FATCA IGAs: Where Are We Now?

In November, Treasury announced that it was engaged with more than 50 countries and jurisdictions to improve international tax compliance and implement FATCA. Most of those countries (48) were identified in a November 8, 2012 Treasury press release. In April, in a “Treasury Notes” blog article, a Treasury official updated the number of jurisdictions with which the U.S. is actively working (now 75) but most of the additional countries/jurisdictions were not named.

To date, the U.S. has concluded bilateral intergovernmental agreements (IGAs) with six countries:  1) the United Kingdom (signed Sept. 14, 2012);  2) Denmark (signed Nov. 15, 2012);  3) Mexico (signed Nov. 19, 2012);  4) Ireland (signed Dec. 21, 2012);  5) Switzerland (signed Feb. 14, 2013); and  6) Norway (signed April 15, 2013). Of these, only the IGA with Mexico has, by its terms, entered into force.

The bilateral IGAs are each based on one of three model agreements drafted by Treasury: 1) Model 1A (reciprocal); 2) Model 1B (non-reciprocal); and 3) Model 2. Five of the six bilateral IGAs are based on Model 1A (reciprocal) with the U.S.-Switzerland IGA as the only one, so far, to follow Model 2. While the expressed intent was for the bilateral IGAs to conform closely to the model selected, with an understanding that negotiations would allow for customization in Annex II of each IGA, variations in the article text of some bilaterals has been noted both between a particular bilateral and the model text and between concluded bilaterals.

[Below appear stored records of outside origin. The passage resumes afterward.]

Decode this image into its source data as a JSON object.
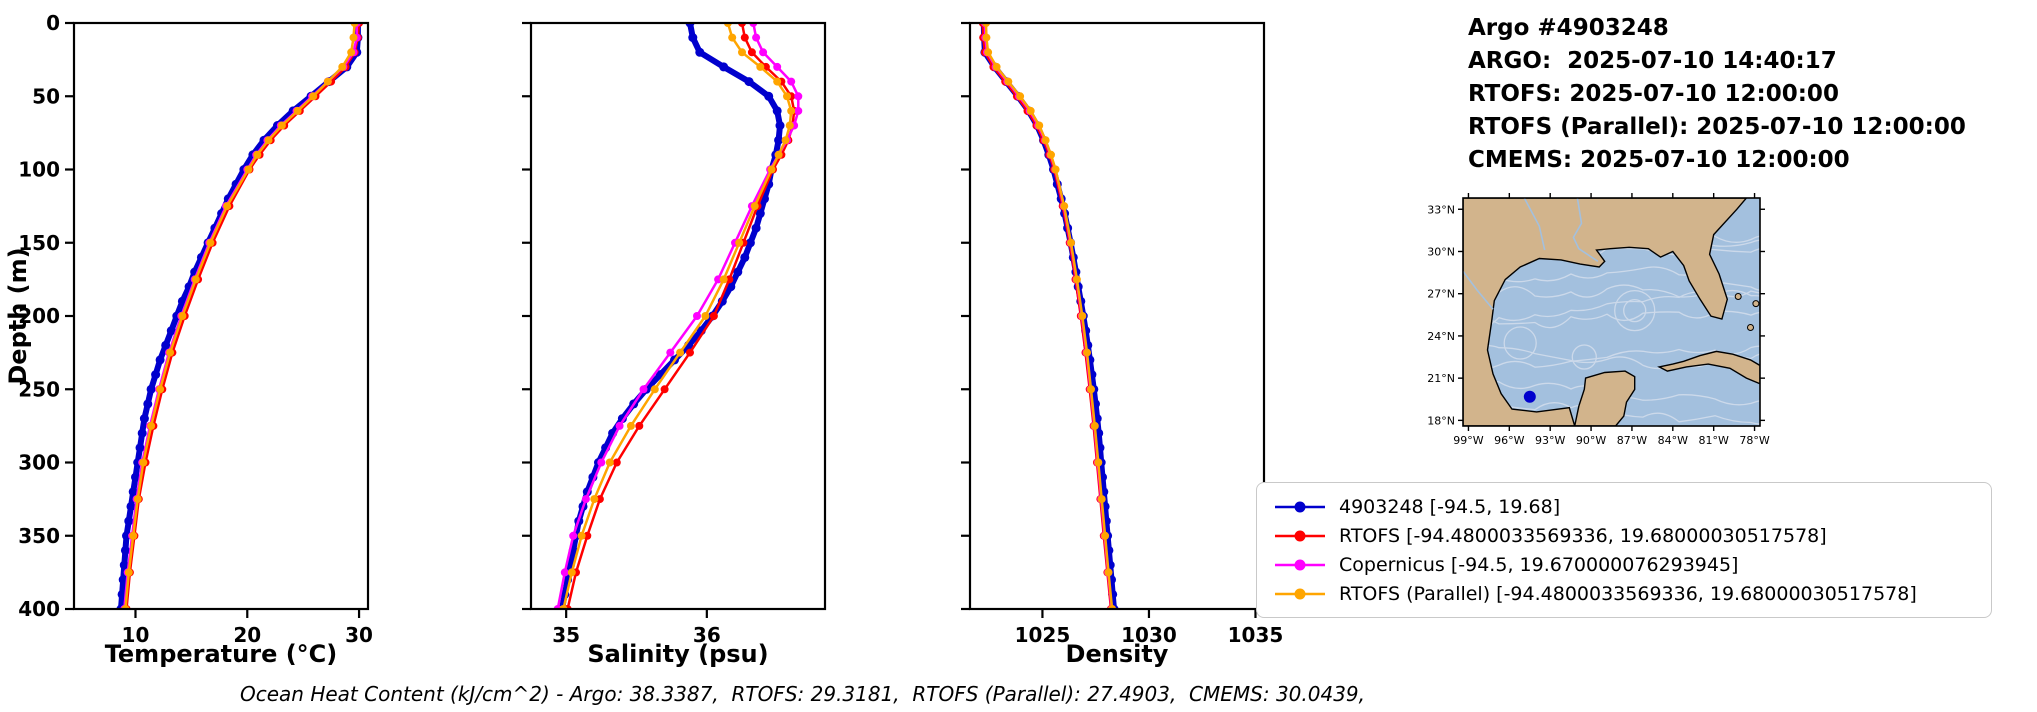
{
  "header": {
    "lines": [
      "Argo #4903248",
      "ARGO:  2025-07-10 14:40:17",
      "RTOFS: 2025-07-10 12:00:00",
      "RTOFS (Parallel): 2025-07-10 12:00:00",
      "CMEMS: 2025-07-10 12:00:00"
    ]
  },
  "footer": {
    "text": "Ocean Heat Content (kJ/cm^2) - Argo: 38.3387,  RTOFS: 29.3181,  RTOFS (Parallel): 27.4903,  CMEMS: 30.0439,"
  },
  "legend": {
    "items": [
      {
        "label": "4903248 [-94.5, 19.68]",
        "color": "#0000cd"
      },
      {
        "label": "RTOFS [-94.4800033569336, 19.68000030517578]",
        "color": "#ff0000"
      },
      {
        "label": "Copernicus [-94.5, 19.670000076293945]",
        "color": "#ff00ff"
      },
      {
        "label": "RTOFS (Parallel) [-94.4800033569336, 19.68000030517578]",
        "color": "#ffa500"
      }
    ]
  },
  "map": {
    "extent": {
      "lon_min": -99.4,
      "lon_max": -77.6,
      "lat_min": 17.6,
      "lat_max": 33.8
    },
    "lat_ticks": [
      {
        "value": 33,
        "label": "33°N"
      },
      {
        "value": 30,
        "label": "30°N"
      },
      {
        "value": 27,
        "label": "27°N"
      },
      {
        "value": 24,
        "label": "24°N"
      },
      {
        "value": 21,
        "label": "21°N"
      },
      {
        "value": 18,
        "label": "18°N"
      }
    ],
    "lon_ticks": [
      {
        "value": -99,
        "label": "99°W"
      },
      {
        "value": -96,
        "label": "96°W"
      },
      {
        "value": -93,
        "label": "93°W"
      },
      {
        "value": -90,
        "label": "90°W"
      },
      {
        "value": -87,
        "label": "87°W"
      },
      {
        "value": -84,
        "label": "84°W"
      },
      {
        "value": -81,
        "label": "81°W"
      },
      {
        "value": -78,
        "label": "78°W"
      }
    ],
    "marker": {
      "lon": -94.5,
      "lat": 19.68,
      "color": "#0000cd"
    },
    "colors": {
      "land": "#d2b48c",
      "water": "#a3c0de",
      "coast": "#000000",
      "streamline": "#ccd9ea"
    }
  },
  "depth_levels": {
    "argo": [
      0,
      10,
      20,
      30,
      40,
      50,
      60,
      70,
      80,
      90,
      100,
      110,
      120,
      130,
      140,
      150,
      160,
      170,
      180,
      190,
      200,
      210,
      220,
      230,
      240,
      250,
      260,
      270,
      280,
      290,
      300,
      310,
      320,
      330,
      340,
      350,
      360,
      370,
      380,
      390,
      400
    ],
    "model": [
      0,
      10,
      20,
      30,
      40,
      50,
      60,
      70,
      80,
      90,
      100,
      125,
      150,
      175,
      200,
      225,
      250,
      275,
      300,
      325,
      350,
      375,
      400
    ]
  },
  "chart_data": [
    {
      "type": "line",
      "id": "temperature",
      "xlabel": "Temperature (°C)",
      "ylabel": "Depth (m)",
      "xlim": [
        4.5,
        30.8
      ],
      "ylim": [
        0,
        400
      ],
      "xticks": [
        10,
        20,
        30
      ],
      "yticks": [
        0,
        50,
        100,
        150,
        200,
        250,
        300,
        350,
        400
      ],
      "show_ytick_labels": true,
      "series": [
        {
          "name": "4903248",
          "color": "#0000cd",
          "linewidth": 6,
          "markersize": 4.5,
          "depths": "argo",
          "values": [
            29.9,
            29.9,
            29.8,
            28.9,
            27.3,
            25.7,
            24.1,
            22.7,
            21.5,
            20.5,
            19.7,
            19.0,
            18.3,
            17.7,
            17.1,
            16.5,
            15.9,
            15.3,
            14.8,
            14.2,
            13.7,
            13.2,
            12.7,
            12.2,
            11.8,
            11.4,
            11.1,
            10.8,
            10.6,
            10.4,
            10.2,
            10.0,
            9.8,
            9.6,
            9.4,
            9.2,
            9.1,
            9.0,
            8.9,
            8.8,
            8.7
          ]
        },
        {
          "name": "RTOFS",
          "color": "#ff0000",
          "linewidth": 2.5,
          "markersize": 4,
          "depths": "model",
          "values": [
            30.0,
            29.9,
            29.6,
            28.8,
            27.5,
            26.1,
            24.7,
            23.3,
            22.1,
            21.1,
            20.2,
            18.4,
            16.9,
            15.6,
            14.4,
            13.3,
            12.4,
            11.6,
            10.9,
            10.3,
            9.9,
            9.5,
            9.2
          ]
        },
        {
          "name": "Copernicus",
          "color": "#ff00ff",
          "linewidth": 2.5,
          "markersize": 4,
          "depths": "model",
          "values": [
            29.8,
            29.8,
            29.5,
            28.6,
            27.2,
            25.8,
            24.4,
            23.0,
            21.8,
            20.8,
            20.0,
            18.1,
            16.6,
            15.3,
            14.1,
            13.0,
            12.1,
            11.3,
            10.6,
            10.1,
            9.7,
            9.3,
            9.0
          ]
        },
        {
          "name": "RTOFS (Parallel)",
          "color": "#ffa500",
          "linewidth": 2.5,
          "markersize": 4,
          "depths": "model",
          "values": [
            29.6,
            29.5,
            29.3,
            28.5,
            27.2,
            25.9,
            24.5,
            23.1,
            21.9,
            20.9,
            20.1,
            18.2,
            16.7,
            15.4,
            14.2,
            13.1,
            12.2,
            11.4,
            10.7,
            10.2,
            9.8,
            9.4,
            9.1
          ]
        }
      ]
    },
    {
      "type": "line",
      "id": "salinity",
      "xlabel": "Salinity (psu)",
      "ylabel": "",
      "xlim": [
        34.75,
        36.84
      ],
      "ylim": [
        0,
        400
      ],
      "xticks": [
        35,
        36
      ],
      "yticks": [
        0,
        50,
        100,
        150,
        200,
        250,
        300,
        350,
        400
      ],
      "show_ytick_labels": false,
      "series": [
        {
          "name": "4903248",
          "color": "#0000cd",
          "linewidth": 6,
          "markersize": 4.5,
          "depths": "argo",
          "values": [
            35.88,
            35.9,
            35.95,
            36.12,
            36.3,
            36.44,
            36.5,
            36.52,
            36.51,
            36.49,
            36.46,
            36.44,
            36.41,
            36.38,
            36.35,
            36.31,
            36.27,
            36.22,
            36.17,
            36.11,
            36.04,
            35.96,
            35.87,
            35.77,
            35.67,
            35.57,
            35.48,
            35.4,
            35.33,
            35.28,
            35.23,
            35.19,
            35.15,
            35.12,
            35.09,
            35.07,
            35.05,
            35.03,
            35.01,
            34.99,
            34.97
          ]
        },
        {
          "name": "RTOFS",
          "color": "#ff0000",
          "linewidth": 2.5,
          "markersize": 4,
          "depths": "model",
          "values": [
            36.25,
            36.27,
            36.32,
            36.42,
            36.53,
            36.6,
            36.62,
            36.61,
            36.58,
            36.53,
            36.47,
            36.36,
            36.26,
            36.16,
            36.05,
            35.88,
            35.7,
            35.52,
            35.36,
            35.24,
            35.15,
            35.07,
            35.01
          ]
        },
        {
          "name": "Copernicus",
          "color": "#ff00ff",
          "linewidth": 2.5,
          "markersize": 4,
          "depths": "model",
          "values": [
            36.33,
            36.35,
            36.4,
            36.5,
            36.6,
            36.65,
            36.65,
            36.62,
            36.57,
            36.51,
            36.45,
            36.32,
            36.2,
            36.08,
            35.93,
            35.74,
            35.55,
            35.38,
            35.25,
            35.14,
            35.05,
            34.99,
            34.94
          ]
        },
        {
          "name": "RTOFS (Parallel)",
          "color": "#ffa500",
          "linewidth": 2.5,
          "markersize": 4,
          "depths": "model",
          "values": [
            36.15,
            36.18,
            36.25,
            36.38,
            36.5,
            36.57,
            36.6,
            36.59,
            36.56,
            36.51,
            36.46,
            36.34,
            36.23,
            36.12,
            35.99,
            35.81,
            35.63,
            35.46,
            35.31,
            35.2,
            35.11,
            35.04,
            34.98
          ]
        }
      ]
    },
    {
      "type": "line",
      "id": "density",
      "xlabel": "Density",
      "ylabel": "",
      "xlim": [
        1021.6,
        1035.4
      ],
      "ylim": [
        0,
        400
      ],
      "xticks": [
        1025,
        1030,
        1035
      ],
      "yticks": [
        0,
        50,
        100,
        150,
        200,
        250,
        300,
        350,
        400
      ],
      "show_ytick_labels": false,
      "series": [
        {
          "name": "4903248",
          "color": "#0000cd",
          "linewidth": 6,
          "markersize": 4.5,
          "depths": "argo",
          "values": [
            1022.25,
            1022.26,
            1022.3,
            1022.75,
            1023.3,
            1023.85,
            1024.35,
            1024.75,
            1025.05,
            1025.3,
            1025.52,
            1025.7,
            1025.88,
            1026.04,
            1026.18,
            1026.32,
            1026.45,
            1026.57,
            1026.68,
            1026.8,
            1026.92,
            1027.03,
            1027.13,
            1027.23,
            1027.32,
            1027.41,
            1027.49,
            1027.57,
            1027.64,
            1027.7,
            1027.76,
            1027.82,
            1027.88,
            1027.94,
            1028.0,
            1028.06,
            1028.12,
            1028.18,
            1028.24,
            1028.3,
            1028.36
          ]
        },
        {
          "name": "RTOFS",
          "color": "#ff0000",
          "linewidth": 2.5,
          "markersize": 4,
          "depths": "model",
          "values": [
            1022.2,
            1022.22,
            1022.3,
            1022.7,
            1023.25,
            1023.8,
            1024.3,
            1024.72,
            1025.05,
            1025.32,
            1025.55,
            1025.95,
            1026.28,
            1026.55,
            1026.8,
            1027.02,
            1027.22,
            1027.4,
            1027.56,
            1027.72,
            1027.88,
            1028.05,
            1028.22
          ]
        },
        {
          "name": "Copernicus",
          "color": "#ff00ff",
          "linewidth": 2.5,
          "markersize": 4,
          "depths": "model",
          "values": [
            1022.3,
            1022.32,
            1022.4,
            1022.8,
            1023.35,
            1023.9,
            1024.4,
            1024.8,
            1025.12,
            1025.38,
            1025.6,
            1026.0,
            1026.32,
            1026.6,
            1026.85,
            1027.07,
            1027.26,
            1027.44,
            1027.6,
            1027.76,
            1027.92,
            1028.08,
            1028.25
          ]
        },
        {
          "name": "RTOFS (Parallel)",
          "color": "#ffa500",
          "linewidth": 2.5,
          "markersize": 4,
          "depths": "model",
          "values": [
            1022.35,
            1022.37,
            1022.45,
            1022.85,
            1023.4,
            1023.95,
            1024.45,
            1024.85,
            1025.15,
            1025.4,
            1025.62,
            1026.02,
            1026.34,
            1026.62,
            1026.87,
            1027.09,
            1027.28,
            1027.46,
            1027.62,
            1027.78,
            1027.94,
            1028.1,
            1028.27
          ]
        }
      ]
    }
  ]
}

In the case of the recent IGA with Norway, we see a more pronounced departure from staying within the confines of a model. While the bilateral with Norway adopts Model 1A, for the first time, the text of the IGA has been supplemented by a separate MOU, signed on the same date as the IGA (although Treasury has posted the US-Norway IGA, at the time of this writing, the MOU was not available on Treasury’s website; both texts are, however, available on Norway’s Ministry of Finance website). Will this be the new approach–select a model and if your concern isn’t adequately addressed, include a supplementary instrument? Can we expect other signatories to reopen negotiations to amend their IGAs now?